互いを認め合い、しかし鋭さを保ったまま薄く笑う剣士たちは
まるで彼ら自身が一振りの剣であるかのようだった。

(ソレに比べて私は)

剣も失い、棒きれを求めて森に入った自分を省みる。
肉体も、技も目も、すっかりサビつき彼らに届かぬことが否応なく自覚された。
その悔しさか、あるいは嫉妬かによって奥歯が鳴る。

(強くなりたい)

妻子の仇を討つためだけでなく、一人の剣士としてそうありたいと。
私は拳を握りしめながら、そう願っていた。


..
...
....


だから、という訳ではないだろう。

>「何者だ」

エルフの剣士は左にも剣を抜きつつ私を誰何した。
表に出るか、裏に逃げるか、一瞬迷う…彼らの剣技に呑まれた私は
知らぬ間に『逃走』を自らの選択肢に加えていたのだった。

一度は騎士となった私のこんな惰弱を知れば、
師にあたる祖父はどれほど失望するだろうか。

あの時、蠍の剣士に敗れて私が失ったものは単に家族と血だけではなかったのだ。

>「・・・冒険者、同業か?
> どこかで見た気もするが」

>「たしか・・・クロムウェル、だったか」

「………いかにも」

ここで下がれば、私は再び蠍の剣士に負けたことになる。
茂みから立ち上がり、彼らの声に返事をする。

>「君も戦士のようだな。
> そんなところにいないで、出てきたまえ。
> 害を及ぼすつもりではないのだろう」

>「そうだな。
> せっかくの稽古を邪魔された代金を払ってもらうとするか。
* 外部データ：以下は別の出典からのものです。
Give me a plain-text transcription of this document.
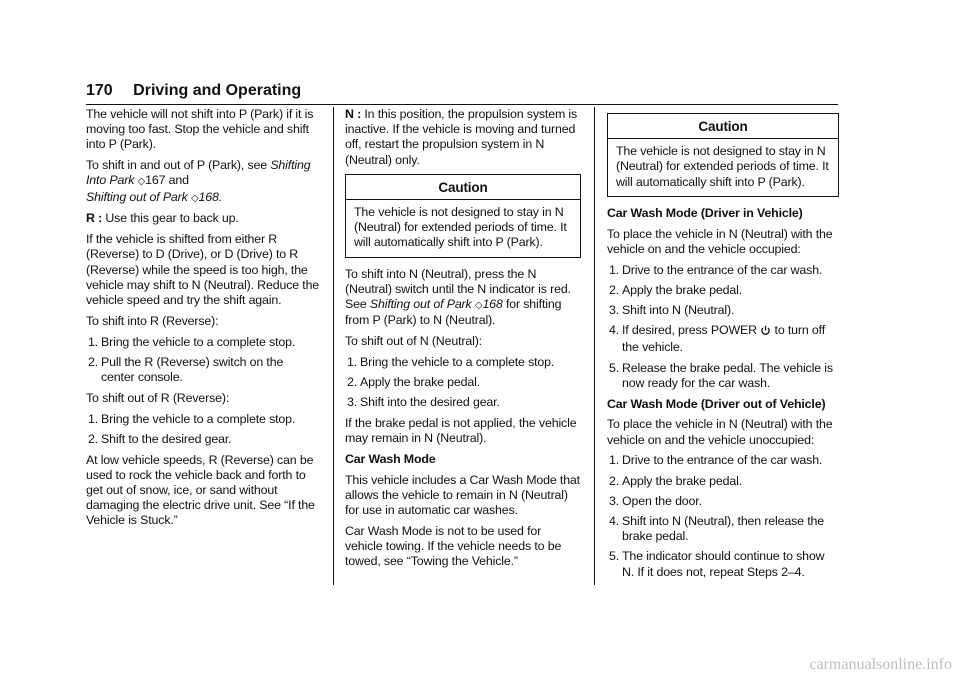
170 Driving and Operating

The vehicle will not shift into P (Park) if it is moving too fast. Stop the vehicle and shift into P (Park).

To shift in and out of P (Park), see Shifting Into Park ◇167 and
Shifting out of Park ◇168.

R : Use this gear to back up.

If the vehicle is shifted from either R (Reverse) to D (Drive), or D (Drive) to R (Reverse) while the speed is too high, the vehicle may shift to N (Neutral). Reduce the vehicle speed and try the shift again.

To shift into R (Reverse):

1. Bring the vehicle to a complete stop.
2. Pull the R (Reverse) switch on the center console.

To shift out of R (Reverse):

1. Bring the vehicle to a complete stop.
2. Shift to the desired gear.

At low vehicle speeds, R (Reverse) can be used to rock the vehicle back and forth to get out of snow, ice, or sand without damaging the electric drive unit. See “If the Vehicle is Stuck.”

N : In this position, the propulsion system is inactive. If the vehicle is moving and turned off, restart the propulsion system in N (Neutral) only.

Caution
The vehicle is not designed to stay in N (Neutral) for extended periods of time. It will automatically shift into P (Park).

To shift into N (Neutral), press the N (Neutral) switch until the N indicator is red. See Shifting out of Park ◇168 for shifting from P (Park) to N (Neutral).

To shift out of N (Neutral):

1. Bring the vehicle to a complete stop.
2. Apply the brake pedal.
3. Shift into the desired gear.

If the brake pedal is not applied, the vehicle may remain in N (Neutral).

Car Wash Mode

This vehicle includes a Car Wash Mode that allows the vehicle to remain in N (Neutral) for use in automatic car washes.

Car Wash Mode is not to be used for vehicle towing. If the vehicle needs to be towed, see “Towing the Vehicle.”

Caution
The vehicle is not designed to stay in N (Neutral) for extended periods of time. It will automatically shift into P (Park).

Car Wash Mode (Driver in Vehicle)

To place the vehicle in N (Neutral) with the vehicle on and the vehicle occupied:

1. Drive to the entrance of the car wash.
2. Apply the brake pedal.
3. Shift into N (Neutral).
4. If desired, press POWER  to turn off the vehicle.
5. Release the brake pedal. The vehicle is now ready for the car wash.

Car Wash Mode (Driver out of Vehicle)

To place the vehicle in N (Neutral) with the vehicle on and the vehicle unoccupied:

1. Drive to the entrance of the car wash.
2. Apply the brake pedal.
3. Open the door.
4. Shift into N (Neutral), then release the brake pedal.
5. The indicator should continue to show N. If it does not, repeat Steps 2–4.
carmanualsonline.info
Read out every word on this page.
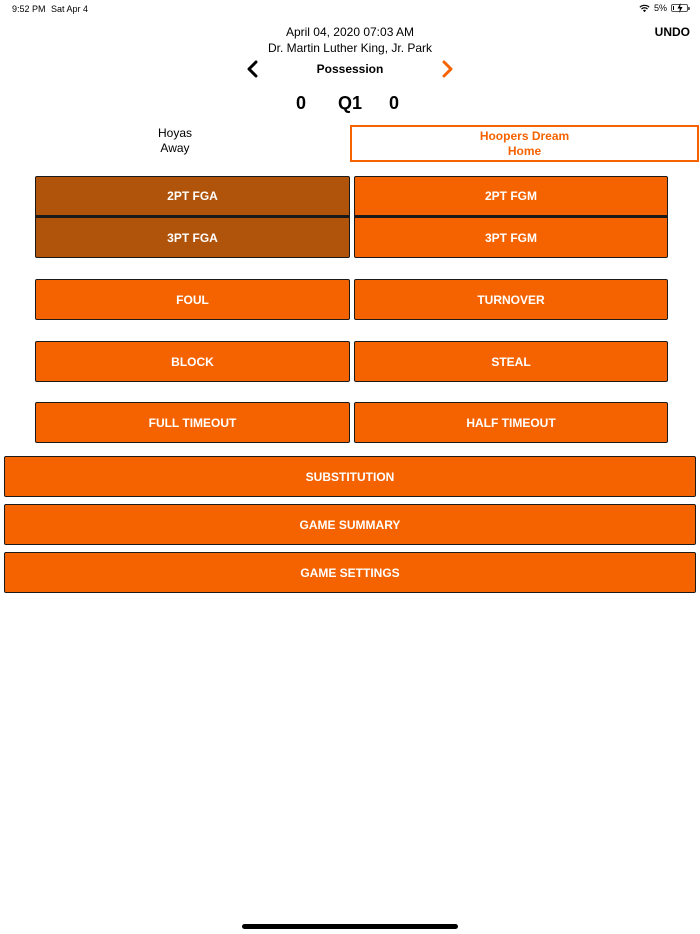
9:52 PM Sat Apr 4	5%
April 04, 2020 07:03 AM
Dr. Martin Luther King, Jr. Park
UNDO
Possession
0	Q1	0
Hoyas
Away
Hoopers Dream
Home
2PT FGA	2PT FGM
3PT FGA	3PT FGM
FOUL	TURNOVER
BLOCK	STEAL
FULL TIMEOUT	HALF TIMEOUT
SUBSTITUTION
GAME SUMMARY
GAME SETTINGS
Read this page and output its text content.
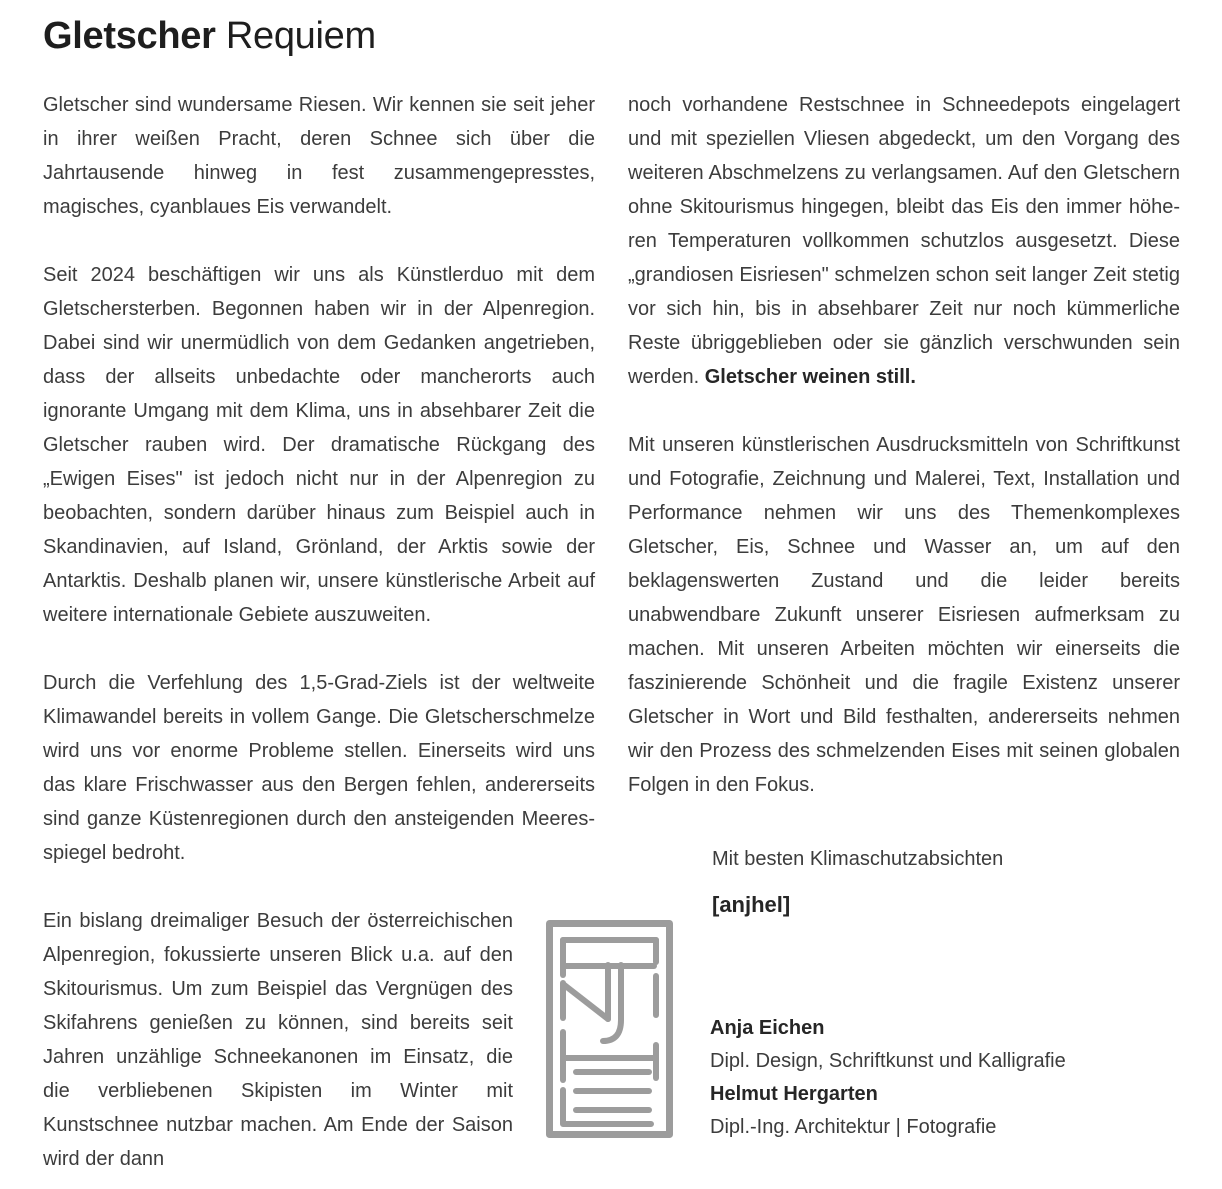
Gletscher Requiem

Gletscher sind wundersame Riesen. Wir kennen sie seit jeher in ihrer weißen Pracht, deren Schnee sich über die Jahrtausende hinweg in fest zusammengepresstes, magisches, cyanblaues Eis verwandelt.

Seit 2024 beschäftigen wir uns als Künstlerduo mit dem Gletschersterben. Begonnen haben wir in der Alpenregion. Dabei sind wir unermüdlich von dem Gedanken angetrieben, dass der allseits unbedachte oder mancherorts auch ignorante Umgang mit dem Klima, uns in absehbarer Zeit die Gletscher rauben wird. Der dramatische Rückgang des „Ewigen Eises" ist jedoch nicht nur in der Alpenregion zu beobachten, sondern darüber hinaus zum Beispiel auch in Skandinavien, auf Island, Grönland, der Arktis sowie der Antarktis. Deshalb planen wir, unsere künstlerische Arbeit auf weitere internationale Gebiete auszuweiten.

Durch die Verfehlung des 1,5-Grad-Ziels ist der weltweite Klimawandel bereits in vollem Gange. Die Gletscherschmelze wird uns vor enorme Probleme stellen. Einerseits wird uns das klare Frischwasser aus den Bergen fehlen, andererseits sind ganze Küstenregionen durch den ansteigenden Meeresspiegel bedroht.

Ein bislang dreimaliger Besuch der österreichischen Alpenregion, fokussierte unseren Blick u.a. auf den Skitourismus. Um zum Beispiel das Vergnügen des Skifahrens genießen zu können, sind bereits seit Jahren unzählige Schneekanonen im Einsatz, die die verbliebenen Skipisten im Winter mit Kunstschnee nutzbar machen. Am Ende der Saison wird der dann

noch vorhandene Restschnee in Schneedepots eingelagert und mit speziellen Vliesen abgedeckt, um den Vorgang des weiteren Abschmelzens zu verlangsamen. Auf den Gletschern ohne Skitourismus hingegen, bleibt das Eis den immer höheren Temperaturen vollkommen schutzlos ausgesetzt. Diese „grandiosen Eisriesen" schmelzen schon seit langer Zeit stetig vor sich hin, bis in absehbarer Zeit nur noch kümmerliche Reste übriggeblieben oder sie gänzlich verschwunden sein werden. Gletscher weinen still.

Mit unseren künstlerischen Ausdrucksmitteln von Schriftkunst und Fotografie, Zeichnung und Malerei, Text, Installation und Performance nehmen wir uns des Themenkomplexes Gletscher, Eis, Schnee und Wasser an, um auf den beklagenswerten Zustand und die leider bereits unabwendbare Zukunft unserer Eisriesen aufmerksam zu machen. Mit unseren Arbeiten möchten wir einerseits die faszinierende Schönheit und die fragile Existenz unserer Gletscher in Wort und Bild festhalten, andererseits nehmen wir den Prozess des schmelzenden Eises mit seinen globalen Folgen in den Fokus.

Mit besten Klimaschutzabsichten

[anjhel]

Anja Eichen
Dipl. Design, Schriftkunst und Kalligrafie
Helmut Hergarten
Dipl.-Ing. Architektur | Fotografie
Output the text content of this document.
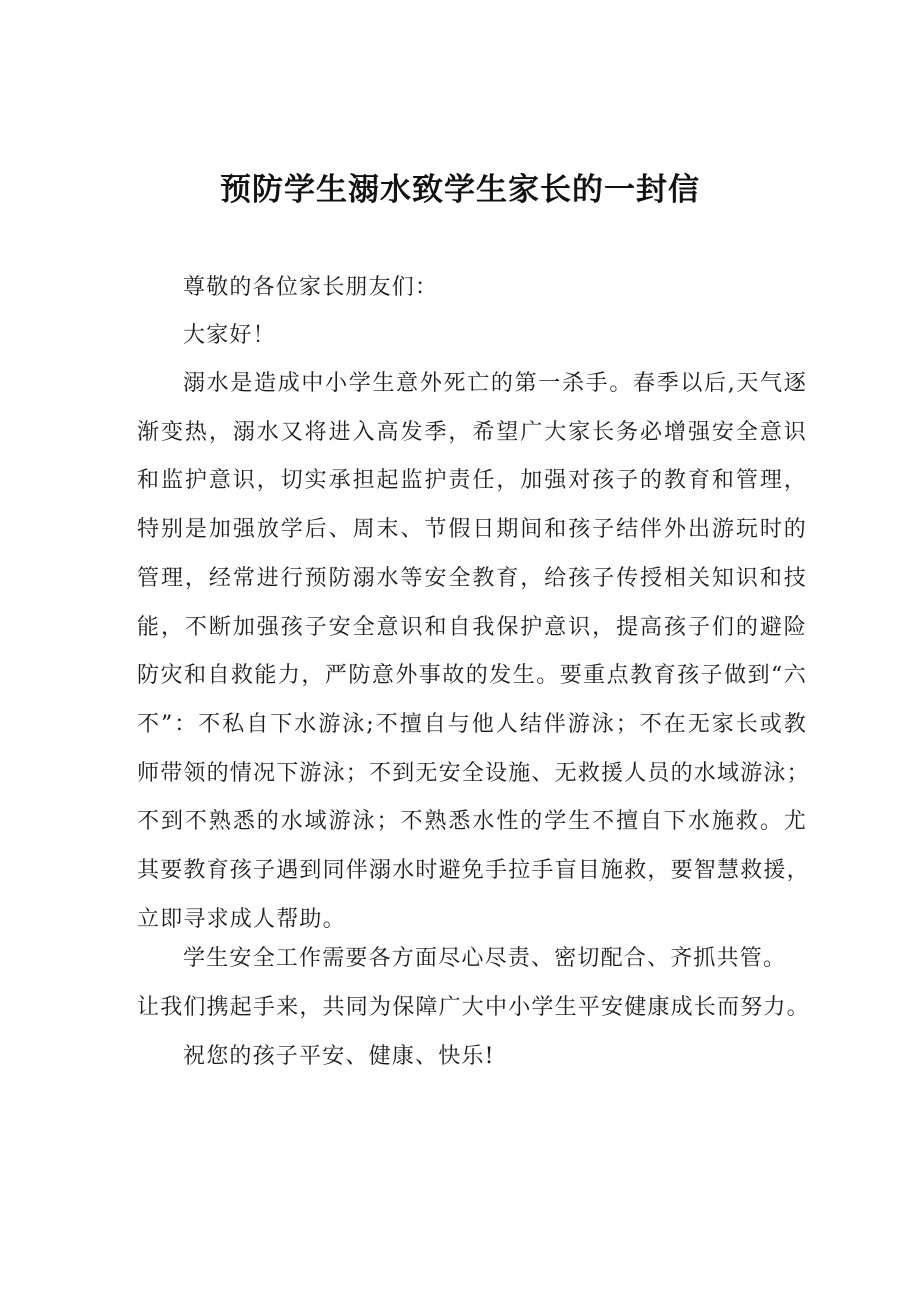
预防学生溺水致学生家长的一封信

尊敬的各位家长朋友们：

大家好！

溺水是造成中小学生意外死亡的第一杀手。春季以后,天气逐
渐变热，溺水又将进入高发季，希望广大家长务必增强安全意识
和监护意识，切实承担起监护责任，加强对孩子的教育和管理，
特别是加强放学后、周末、节假日期间和孩子结伴外出游玩时的
管理，经常进行预防溺水等安全教育，给孩子传授相关知识和技
能，不断加强孩子安全意识和自我保护意识，提高孩子们的避险
防灾和自救能力，严防意外事故的发生。要重点教育孩子做到“六
不”：不私自下水游泳;不擅自与他人结伴游泳；不在无家长或教
师带领的情况下游泳；不到无安全设施、无救援人员的水域游泳；
不到不熟悉的水域游泳；不熟悉水性的学生不擅自下水施救。尤
其要教育孩子遇到同伴溺水时避免手拉手盲目施救，要智慧救援，
立即寻求成人帮助。

学生安全工作需要各方面尽心尽责、密切配合、齐抓共管。
让我们携起手来，共同为保障广大中小学生平安健康成长而努力。

祝您的孩子平安、健康、快乐!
」

>見れば、彼は得物を佩いていなかった。
>ちょうど近くにあった手頃な枝を拾い、茂みへと放る。

放られた枝を拾う…手にとって驚いた。
手にしっくりと馴染むこの感触は、探していた樫の枝だ。
こんなところにあったとは。

>「流れの戦士の腕前、見せてくれないか?」

「盗み見の非礼をお詫びいたします。
 私はオットー・クロムウェルと申します、騎士崩れの男です」

樫の枝を握り、構える。

(これが今の私の剣だ)

叙勲の式典でそうしたように、指先までを意識して『剣』を握り、構える。

重心は低く、守りは硬く。
彼らの流麗な技とは程遠くとも、私は私の剣を見せるのだ。
二度と自らの誇りを失わぬために。

「ミードの騎士クロムウェル、参ります」

じりじりと間合いを詰め、力をためる。
そして…盗賊の男へと一気に飛びかかる!

「うおおっ!」

─────────────────────────────
-PLスキュラ-
釣られましたタコでございます。にゅるんにゅるん。
お相手いただけたことに感謝しつつ、シオンに斬りかかります。
回避ダイスも振っておきますので、身の程を知らせてやるもよし、
斬る価値もないと突き放すもよしですよ。